It is simple to fill rectangle: simply make some grid. But if polygon is unconditioned the task becomes not so trivial.
Probably "regularly" can be formulated as distance between each other point would be: R ± alpha. But I'm not sure about this.
Maybe there is some known algorithm to achieve this.
Added:
I need to generate net, where no large holes, and no big gathering of the points.

Have you though about using a force-directed layout of the points?

Scatter a number of points randomly over the bounding box of your polygon, then repeatedly apply two simple rules to adjust their location:

1. If a point is outside of the polygon, move it the minimum possible distance so that it lies within, i.e.: to the closest point on the polygon edge.
2. Points repel each other with a force inversely proportional to the distance between them, i.e.: for every point, consider every other point and compute a repulsion vector that will move the two points directly apart. The vector should be large for proximate points and small for distant points. Sum the vectors and add to the point's position.
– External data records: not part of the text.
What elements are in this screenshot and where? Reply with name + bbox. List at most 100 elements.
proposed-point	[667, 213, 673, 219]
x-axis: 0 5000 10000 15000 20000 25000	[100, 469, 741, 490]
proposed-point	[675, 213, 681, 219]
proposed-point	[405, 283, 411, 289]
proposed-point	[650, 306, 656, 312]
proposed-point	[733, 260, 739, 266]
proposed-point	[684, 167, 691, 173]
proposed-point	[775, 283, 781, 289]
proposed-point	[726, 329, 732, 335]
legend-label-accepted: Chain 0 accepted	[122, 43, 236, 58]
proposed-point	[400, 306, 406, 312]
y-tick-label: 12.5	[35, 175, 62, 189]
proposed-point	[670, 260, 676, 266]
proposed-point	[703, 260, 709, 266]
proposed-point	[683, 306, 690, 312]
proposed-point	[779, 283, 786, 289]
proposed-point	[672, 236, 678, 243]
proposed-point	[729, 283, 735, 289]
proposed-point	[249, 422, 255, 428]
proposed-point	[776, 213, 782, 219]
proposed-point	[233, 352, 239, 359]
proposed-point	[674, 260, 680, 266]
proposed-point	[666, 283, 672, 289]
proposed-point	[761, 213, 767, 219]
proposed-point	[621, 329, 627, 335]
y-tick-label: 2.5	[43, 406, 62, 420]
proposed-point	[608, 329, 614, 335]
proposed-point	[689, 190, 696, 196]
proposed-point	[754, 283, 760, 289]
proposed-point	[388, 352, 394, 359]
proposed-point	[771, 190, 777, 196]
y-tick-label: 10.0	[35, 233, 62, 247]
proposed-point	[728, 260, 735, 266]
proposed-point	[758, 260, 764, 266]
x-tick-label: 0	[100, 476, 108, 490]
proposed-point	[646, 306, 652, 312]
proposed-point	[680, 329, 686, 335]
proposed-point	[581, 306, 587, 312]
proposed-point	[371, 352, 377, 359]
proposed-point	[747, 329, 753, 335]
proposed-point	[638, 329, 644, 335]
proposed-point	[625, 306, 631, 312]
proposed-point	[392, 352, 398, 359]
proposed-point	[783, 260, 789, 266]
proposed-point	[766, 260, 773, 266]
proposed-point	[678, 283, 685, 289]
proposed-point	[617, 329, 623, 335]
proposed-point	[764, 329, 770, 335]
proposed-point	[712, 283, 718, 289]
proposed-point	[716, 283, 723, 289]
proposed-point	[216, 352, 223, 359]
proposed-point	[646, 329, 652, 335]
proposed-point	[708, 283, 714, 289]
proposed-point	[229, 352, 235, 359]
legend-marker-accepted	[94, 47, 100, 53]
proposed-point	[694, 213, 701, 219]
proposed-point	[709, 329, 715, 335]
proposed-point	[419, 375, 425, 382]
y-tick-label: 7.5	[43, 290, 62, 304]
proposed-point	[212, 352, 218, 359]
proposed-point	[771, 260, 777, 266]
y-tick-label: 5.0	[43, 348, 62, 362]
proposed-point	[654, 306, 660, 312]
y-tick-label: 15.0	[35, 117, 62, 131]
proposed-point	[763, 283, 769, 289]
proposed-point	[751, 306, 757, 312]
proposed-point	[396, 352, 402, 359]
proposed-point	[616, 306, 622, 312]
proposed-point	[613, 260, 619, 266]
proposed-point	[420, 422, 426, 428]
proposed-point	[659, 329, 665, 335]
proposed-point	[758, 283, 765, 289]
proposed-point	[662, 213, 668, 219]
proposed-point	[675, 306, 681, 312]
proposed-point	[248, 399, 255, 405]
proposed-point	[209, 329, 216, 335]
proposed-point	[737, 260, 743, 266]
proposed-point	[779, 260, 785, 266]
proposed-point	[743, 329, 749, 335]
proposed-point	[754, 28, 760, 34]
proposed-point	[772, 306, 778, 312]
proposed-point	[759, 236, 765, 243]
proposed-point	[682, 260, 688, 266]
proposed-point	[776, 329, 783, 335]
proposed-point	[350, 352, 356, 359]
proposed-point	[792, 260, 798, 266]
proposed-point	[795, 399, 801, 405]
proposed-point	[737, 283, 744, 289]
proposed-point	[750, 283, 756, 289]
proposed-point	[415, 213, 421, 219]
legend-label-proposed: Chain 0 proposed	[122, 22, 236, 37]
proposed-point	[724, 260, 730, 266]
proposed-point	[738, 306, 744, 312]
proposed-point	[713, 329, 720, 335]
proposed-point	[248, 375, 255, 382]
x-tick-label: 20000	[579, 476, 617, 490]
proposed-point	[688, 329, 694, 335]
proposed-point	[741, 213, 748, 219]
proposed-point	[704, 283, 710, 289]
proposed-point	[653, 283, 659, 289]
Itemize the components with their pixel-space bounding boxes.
After a number of iterations the points should settle into a steady state with an even distribution over the polygon area. How quickly this state is achieved depends on the geometry of the polygon and how you've scaled the repulsive forces between the points.
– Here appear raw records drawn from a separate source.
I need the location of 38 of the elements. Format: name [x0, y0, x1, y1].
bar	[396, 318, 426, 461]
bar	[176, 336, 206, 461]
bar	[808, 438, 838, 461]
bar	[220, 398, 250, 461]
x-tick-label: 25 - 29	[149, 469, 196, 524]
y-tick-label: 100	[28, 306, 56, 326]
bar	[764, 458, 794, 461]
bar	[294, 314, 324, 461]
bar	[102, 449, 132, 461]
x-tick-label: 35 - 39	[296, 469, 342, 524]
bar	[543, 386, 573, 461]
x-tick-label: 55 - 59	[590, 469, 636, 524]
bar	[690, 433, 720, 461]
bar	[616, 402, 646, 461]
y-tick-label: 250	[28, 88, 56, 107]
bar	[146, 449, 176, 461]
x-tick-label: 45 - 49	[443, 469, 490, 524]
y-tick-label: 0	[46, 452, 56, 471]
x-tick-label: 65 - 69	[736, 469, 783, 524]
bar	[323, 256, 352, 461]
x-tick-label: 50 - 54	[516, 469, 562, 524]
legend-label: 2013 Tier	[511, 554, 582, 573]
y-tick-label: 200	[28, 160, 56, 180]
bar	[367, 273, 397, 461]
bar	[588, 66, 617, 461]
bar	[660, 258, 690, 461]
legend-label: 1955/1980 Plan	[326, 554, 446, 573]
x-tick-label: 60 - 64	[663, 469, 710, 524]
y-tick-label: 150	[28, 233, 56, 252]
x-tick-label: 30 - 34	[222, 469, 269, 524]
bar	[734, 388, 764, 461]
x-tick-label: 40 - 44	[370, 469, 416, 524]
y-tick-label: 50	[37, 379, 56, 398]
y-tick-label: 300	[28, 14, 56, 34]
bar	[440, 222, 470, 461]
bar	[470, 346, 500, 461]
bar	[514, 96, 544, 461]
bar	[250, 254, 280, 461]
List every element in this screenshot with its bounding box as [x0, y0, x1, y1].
You can compute a Constrained Delaunay triangulation of the polygon and use a Delaunay refinement algorithm (search with this keyword).

I have recently implemented refinement in the Fade2D library, http://www.geom.at/fade2d/html/. It takes an arbitrary polygon without selfintersections as well as an upper bound on the radius of the circumcircle of each resulting triangle. This feature is not contained in the current release 1.02 yet, but I can compile the current development version for Linux or Win64 if you want to try that.